Но все же гипотеза «перекрестного опыления культур», имевшего место на основе оживления торгово-экономических связей, объясняет далеко не все. Почему, например, греческая философская мысль зародилась в городах Ионии (побережья Малой Азии) и Великой Греции (Южная Италия), достигла своего расцвета в Афинах и почти совершенно обошла соседнюю Спарту?
Поставим вопрос определеннее. Почему ни одного сколько-нибудь значительного и самобытного мыслителя не дала миру Спарта — это могущественное и влиятельное античное государство, населенное тем же талантливым греческим народом, окруженное теми же культурными цивилизациями и также находившееся на перекрестке торговых путей? Ведь это тоже «греческое чудо», хотя и наизнанку, и оно требует своего объяснения.
Попробуем пойти сначала от противного и попытаемся понять, почему в той же Спарте социально-политический климат явно не был подходящим для взлета духовной культуры, особенно для появления такого ее причудливого цветка, как философия (талантливые поэты и скульпторы в Спарте все же были). Дело, очевидно, в том, что Спарта VII — IV веков до н. э. являла яркий образец казарменного государства. Жизнь всех ее обитателей была предельно регламентирована, а сами они рассортированы на социальные касты.

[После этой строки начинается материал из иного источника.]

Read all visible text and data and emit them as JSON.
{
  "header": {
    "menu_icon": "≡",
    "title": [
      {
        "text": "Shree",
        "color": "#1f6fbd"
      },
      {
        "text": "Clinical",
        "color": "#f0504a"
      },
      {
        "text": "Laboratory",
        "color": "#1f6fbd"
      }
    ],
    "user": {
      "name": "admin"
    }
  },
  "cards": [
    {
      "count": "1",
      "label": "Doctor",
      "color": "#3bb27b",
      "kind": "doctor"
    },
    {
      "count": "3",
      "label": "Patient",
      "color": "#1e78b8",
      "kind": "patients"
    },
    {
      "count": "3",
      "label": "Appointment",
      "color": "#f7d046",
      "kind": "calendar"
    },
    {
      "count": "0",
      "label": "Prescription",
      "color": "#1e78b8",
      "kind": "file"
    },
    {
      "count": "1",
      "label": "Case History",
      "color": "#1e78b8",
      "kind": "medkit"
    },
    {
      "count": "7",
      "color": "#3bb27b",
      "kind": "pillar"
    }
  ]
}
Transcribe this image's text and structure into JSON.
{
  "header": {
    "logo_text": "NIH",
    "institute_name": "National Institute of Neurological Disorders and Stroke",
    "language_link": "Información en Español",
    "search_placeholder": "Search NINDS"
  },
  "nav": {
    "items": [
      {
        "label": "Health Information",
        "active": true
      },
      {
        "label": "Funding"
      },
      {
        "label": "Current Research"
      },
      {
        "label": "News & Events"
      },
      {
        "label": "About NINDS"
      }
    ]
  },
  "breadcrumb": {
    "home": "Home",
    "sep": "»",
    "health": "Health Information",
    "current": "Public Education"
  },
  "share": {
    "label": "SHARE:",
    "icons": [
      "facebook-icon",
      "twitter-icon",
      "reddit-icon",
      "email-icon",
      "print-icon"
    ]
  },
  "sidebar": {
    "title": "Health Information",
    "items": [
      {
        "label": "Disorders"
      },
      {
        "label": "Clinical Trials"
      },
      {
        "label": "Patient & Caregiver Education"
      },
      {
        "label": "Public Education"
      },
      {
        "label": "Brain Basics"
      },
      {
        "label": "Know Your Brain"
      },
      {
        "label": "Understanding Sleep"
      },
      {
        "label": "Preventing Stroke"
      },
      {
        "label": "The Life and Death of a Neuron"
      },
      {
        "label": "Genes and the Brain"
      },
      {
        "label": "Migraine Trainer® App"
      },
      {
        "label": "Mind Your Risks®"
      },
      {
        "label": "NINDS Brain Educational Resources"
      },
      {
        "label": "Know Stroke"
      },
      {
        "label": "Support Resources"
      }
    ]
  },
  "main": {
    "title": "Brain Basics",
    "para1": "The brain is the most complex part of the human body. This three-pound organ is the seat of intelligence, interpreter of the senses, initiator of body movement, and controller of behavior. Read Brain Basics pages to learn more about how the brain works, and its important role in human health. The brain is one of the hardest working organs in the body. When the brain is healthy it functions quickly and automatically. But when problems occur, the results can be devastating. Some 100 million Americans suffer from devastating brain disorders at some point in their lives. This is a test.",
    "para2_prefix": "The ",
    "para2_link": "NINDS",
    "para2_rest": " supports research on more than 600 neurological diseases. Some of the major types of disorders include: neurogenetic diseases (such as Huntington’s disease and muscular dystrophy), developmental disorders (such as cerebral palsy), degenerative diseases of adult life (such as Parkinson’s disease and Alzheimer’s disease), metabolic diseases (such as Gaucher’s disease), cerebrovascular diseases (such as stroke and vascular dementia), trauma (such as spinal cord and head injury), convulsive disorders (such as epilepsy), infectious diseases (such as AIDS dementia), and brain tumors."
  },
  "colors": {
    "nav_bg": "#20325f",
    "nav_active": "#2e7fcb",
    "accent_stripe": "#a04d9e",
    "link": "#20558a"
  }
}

Господствующей группой были спартиаты, меньшими политическими правами и большими обязанностями обладали периэки, и, наконец, на положении государственных полукрепостных-полурабов находились илоты.
Спартанский законодатель Ликург, как рассказывает Плутарх, ввел принцип уравнительного землепользования для спартиатов. Каждая семья располагала таким количеством земли и илотов, чтобы вести образ жизни, «который сохранит его согражданам силы и здоровье, меж тем как иных потребностей у них быть не должно»[28]. При этом и земля и илоты являлись собственностью государства и находились у спартиатов лишь во владении.
Принцип уравнительности и аскетического ограничения потребностей пронизывал все стороны жизни спартиатов. Не только основное имущество, но даже трапезы их были общими. Общими, по существу, могли быть и жены, так как каждый мог ради деторождения спать с женой другого. Государство к тому же вмешивалось в эту интимную сторону жизни с тем, «чтобы граждане рождались не от кого попало, а от лучших отцов и матерей»[29]. Сама красота тела была у спартиатов общим достоянием, ибо юноши и девушки занимались гимнастическими упражнениями и играли обнаженными.
Мальчики оставались в родительском доме только до шести лет, а затем государство отбирало их у семьи и передавало в «детские отряды» — «агелы» (что значит — «стада») под надзор государственных воспитателей — «педономов».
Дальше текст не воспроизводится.